The Lakshmi Tantra is one of the Pāñcarātra texts that is dedicated to the goddess Lakshmi and Narayana (Vishnu) in Hinduism. It forms a part of the Agamas. The Lakshmi Tantra is devoted to the worship of the goddess Lakshmi (the shakti of Vishnu-Narayana), although it also glorifies all women in general.

Date 
The text was composed sometime between the ninth and twelfth centuries.

Contents

The Lakshmi Tantra deals mainly with Pāñcarātra philosophy and cosmogony, as well as the mantra sastra. The ritualistic side of worship is not emphasised. The iconography for Lakshmi-Narayana and Vishnu’s Vyūhas is discussed. Temple architecture and temple worship are totally omitted. The text also ignores public festivals, death rites, and expiatory rights. Some speculate that this silence indicates that the Lakshmi Tantra concerns itself only with the individual worshipper, who desires to be released from the miseries of worldly existence.

The text may also be categorised as Vaishnava, since it glorifies Lakshmi-Narayana as supreme:

The Lakshmi Tantra is shown to have distinct similarities with the Pratik Rahasyam of Devi Mahatmya, showing an assimilation of Vaishnavas with Shakta-lore, which is extremely rare. The episode describing how the Supreme Shakti, Adi Mahalakshmi, transforms into her complete incarnation, Mahalakshmi or Mahasri, who is shown holding a mace, a shield, a citron, and a bowl. She is golden in colour, and on her crown she holds a lingam and a multi-headed snake which symbolizes the Trideva; linga meaning Shiva, yoni meaning Vishnu, and the snake representing Brahma. She represents the rajas guna. From here it is quite similar to what is seen in the Pratik Rahasyam, Mahalakshmi creates Mahakali/Mahamaya and Mahasaraswati/Mahavidya who represent the tamas guna and satva guna, respectively. However, unlike in the Pratika Rahasyam, where the Devis create the Trimurti and the Tridevi on their own, in the Lakshmi Tantra, Adi Purusha, or Parama Vasudeva, creates three of the Chaturvyuha, Pradyumna, Aniruddha, and Sankarshana. Pradyumna is linked with Mahasri, who create Brahma and Lakshmi (named as Padma), Sankarshana is linked with Mahamaya, creating Shiva and Saraswati, and Aniruddha and Mahavidya are linked together, creating Vishnu and Gauri/Parvati. Here, the union of male and female energies link to create srishti, or life.

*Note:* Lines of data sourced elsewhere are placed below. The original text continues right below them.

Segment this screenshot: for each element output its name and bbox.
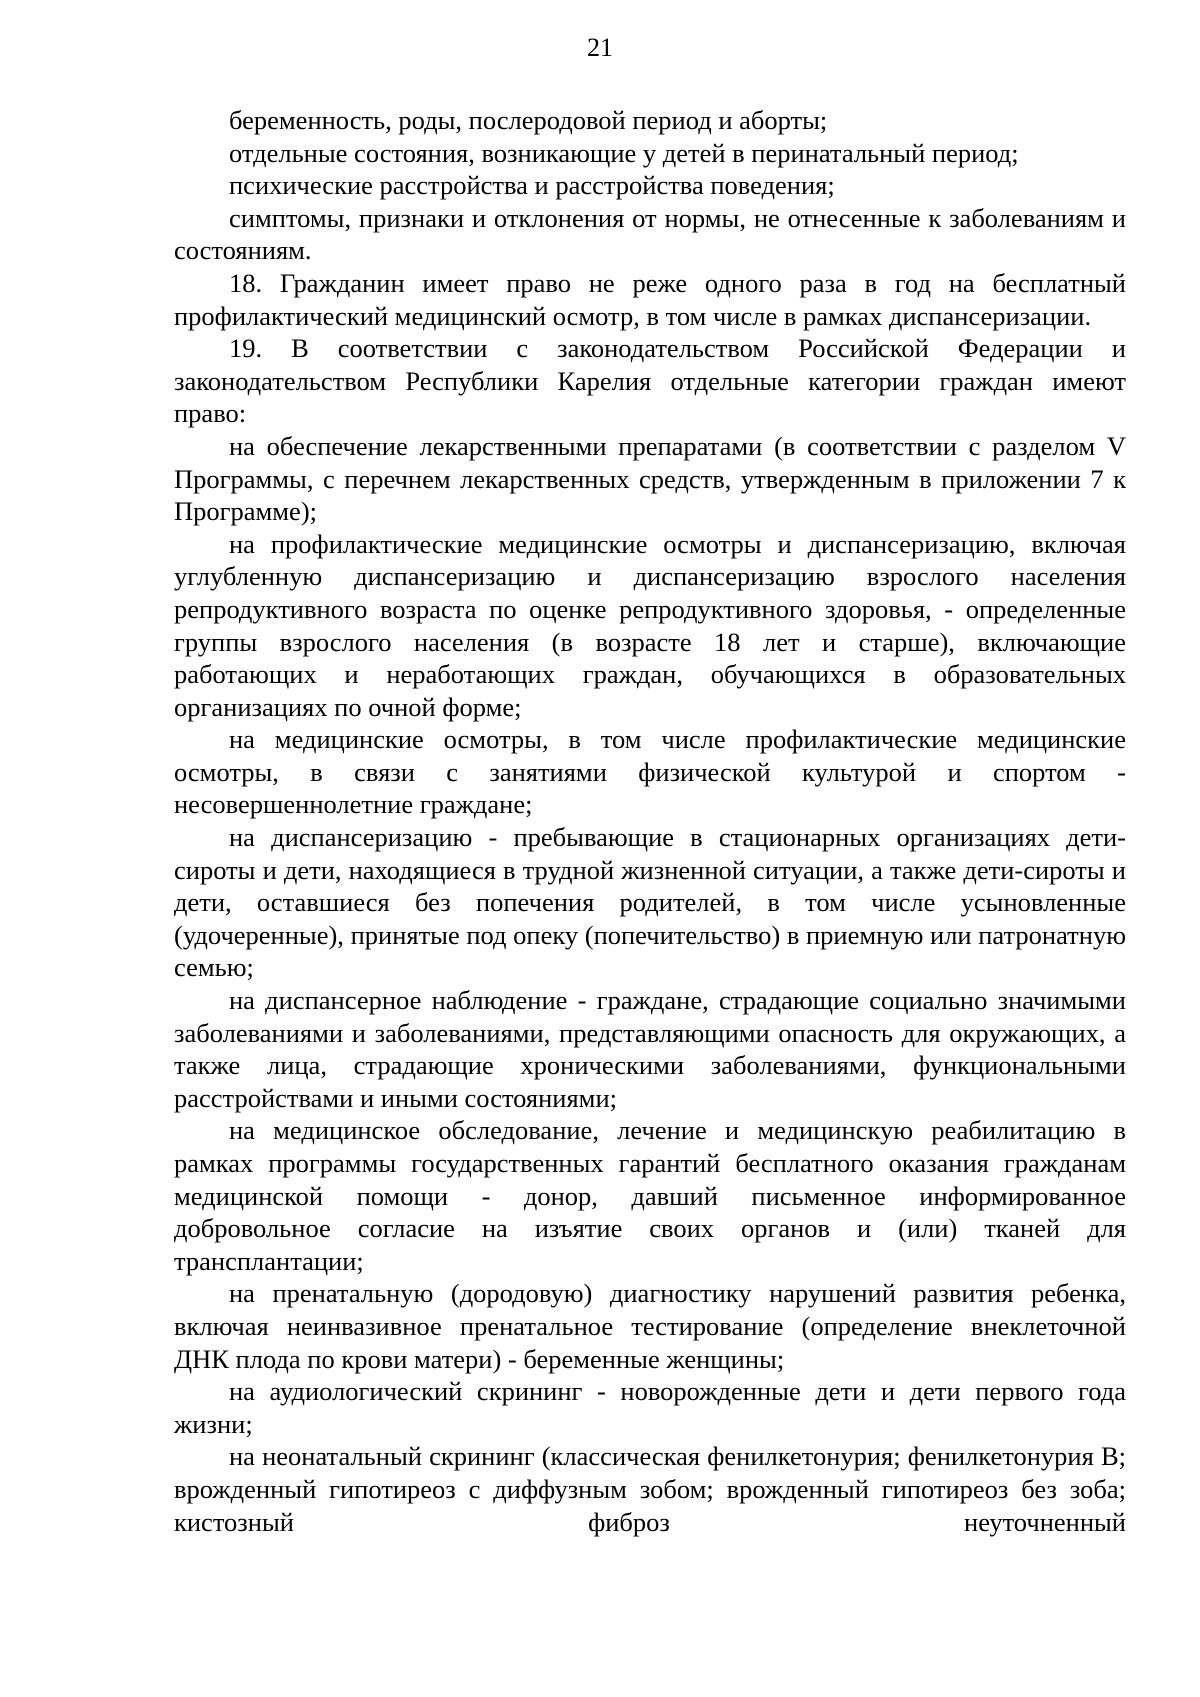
paragraph: на аудиологический скрининг - новорожденные дети и дети первого года жизни;: [174, 1376, 1126, 1439]
paragraph: отдельные состояния, возникающие у детей в перинатальный период;: [229, 137, 1019, 168]
document-body: [174, 104, 1126, 1538]
paragraph: на медицинские осмотры, в том числе профилактические медицинские осмотры, в связи с занятиями физической культурой и спортом - несовершеннолетние граждане;: [174, 724, 1126, 820]
paragraph: на пренатальную (дородовую) диагностику нарушений развития ребенка, включая неинвазивное пренатальное тестирование (определение внеклеточной ДНК плода по крови матери) - беременные женщины;: [174, 1278, 1126, 1374]
paragraph: симптомы, признаки и отклонения от нормы, не отнесенные к заболеваниям и состояниям.: [174, 202, 1126, 266]
paragraph: на обеспечение лекарственными препаратами (в соответствии с разделом V Программы, с перечнем лекарственных средств, утвержденным в приложении 7 к Программе);: [174, 430, 1126, 527]
paragraph: на диспансеризацию - пребывающие в стационарных организациях дети-сироты и дети, находящиеся в трудной жизненной ситуации, а также дети-сироты и дети, оставшиеся без попечения родителей, в том числе усыновленные (удочеренные), принятые под опеку (попечительство) в приемную или патронатную семью;: [174, 822, 1126, 983]
paragraph: 18. Гражданин имеет право не реже одного раза в год на бесплатный профилактический медицинский осмотр, в том числе в рамках диспансеризации.: [174, 267, 1126, 331]
paragraph: 19. В соответствии с законодательством Российской Федерации и законодательством Республики Карелия отдельные категории граждан имеют право:: [174, 333, 1126, 429]
paragraph: на диспансерное наблюдение - граждане, страдающие социально значимыми заболеваниями и заболеваниями, представляющими опасность для окружающих, а также лица, страдающие хроническими заболеваниями, функциональными расстройствами и иными состояниями;: [174, 985, 1126, 1113]
paragraph: на медицинское обследование, лечение и медицинскую реабилитацию в рамках программы государственных гарантий бесплатного оказания гражданам медицинской помощи - донор, давший письменное информированное добровольное согласие на изъятие своих органов и (или) тканей для трансплантации;: [174, 1115, 1126, 1276]
paragraph: беременность, роды, послеродовой период и аборты;: [229, 105, 828, 135]
paragraph: психические расстройства и расстройства поведения;: [229, 170, 835, 201]
paragraph: на профилактические медицинские осмотры и диспансеризацию, включая углубленную диспансеризацию и диспансеризацию взрослого населения репродуктивного возраста по оценке репродуктивного здоровья, - определенные группы взрослого населения (в возрасте 18 лет и старше), включающие работающих и неработающих граждан, обучающихся в образовательных организациях по очной форме;: [174, 528, 1126, 722]
paragraph: на неонатальный скрининг (классическая фенилкетонурия; фенилкетонурия B; врожденный гипотиреоз с диффузным зобом; врожденный гипотиреоз без зоба; кистозный фиброз неуточненный: [174, 1441, 1126, 1537]
page-number: 21: [587, 33, 613, 62]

The text precisely expounds the specifics of the philosophy of qualified monism Vishishtadvaita, but it is also observed that it is much inspired from the philosophy of Pratyabhijna of Kashmiri Shaivism propounded by Abhinavagupta. The text also reveals traces of Mahayana Buddhism. The influence of the Bhagavad Gita is also clearly apparent and passages from it have sometimes been quoted literally.

Manifestations 
The Lakshmi Tantra discusses the various avataras, or the descents, of the goddess, when Narayana incarnates on earth, to perform her anuvrata, or functions. These descents are called the six sheaths, and are categorised as possessing one form, two forms, four forms, six forms, eight forms, as well as twelve forms:

 Mahālakṣmī, as the first manifestation of the Goddess
 Śri and Puṣṭi, as two manifestations on either side of Narayana
 Śri, Kīrti, Jayā, and Māyā, as four manifestations around Narayana
 Śuddhi, Nirañjana, Nityā, Jñānaśakti, Aparājitā, and Prakṛti as six manifestations, in a hexagonal position
 Lakṣmī, Sarasvatī, Sarvakāmadā, Prītivardinī, Yaśaskarī, Śāntidā, Tuṣṭida, and Puṣṭi, as eight manifestations
 Śri, Kāmeśvarī, Kānti, Kriyā, Śakti, Vibhūti, Icchā, Prīti, Ratī, Māyā, Dhī, and Mahiman, as twelve manifestations, in a double hexagonal position

In the Dashavatara and the other incarnations of Vishnu, Lakshmi appears as Bhudevi for Varaha, Bhargavi for Dattatreya, Padma for Vamana, Dharani for Parashurama, Sita for Rama, Revati for Balarama, Rukmini for Krishna, Rati for Pradyumna, Usha for Aniruddha, and Tara for Buddha.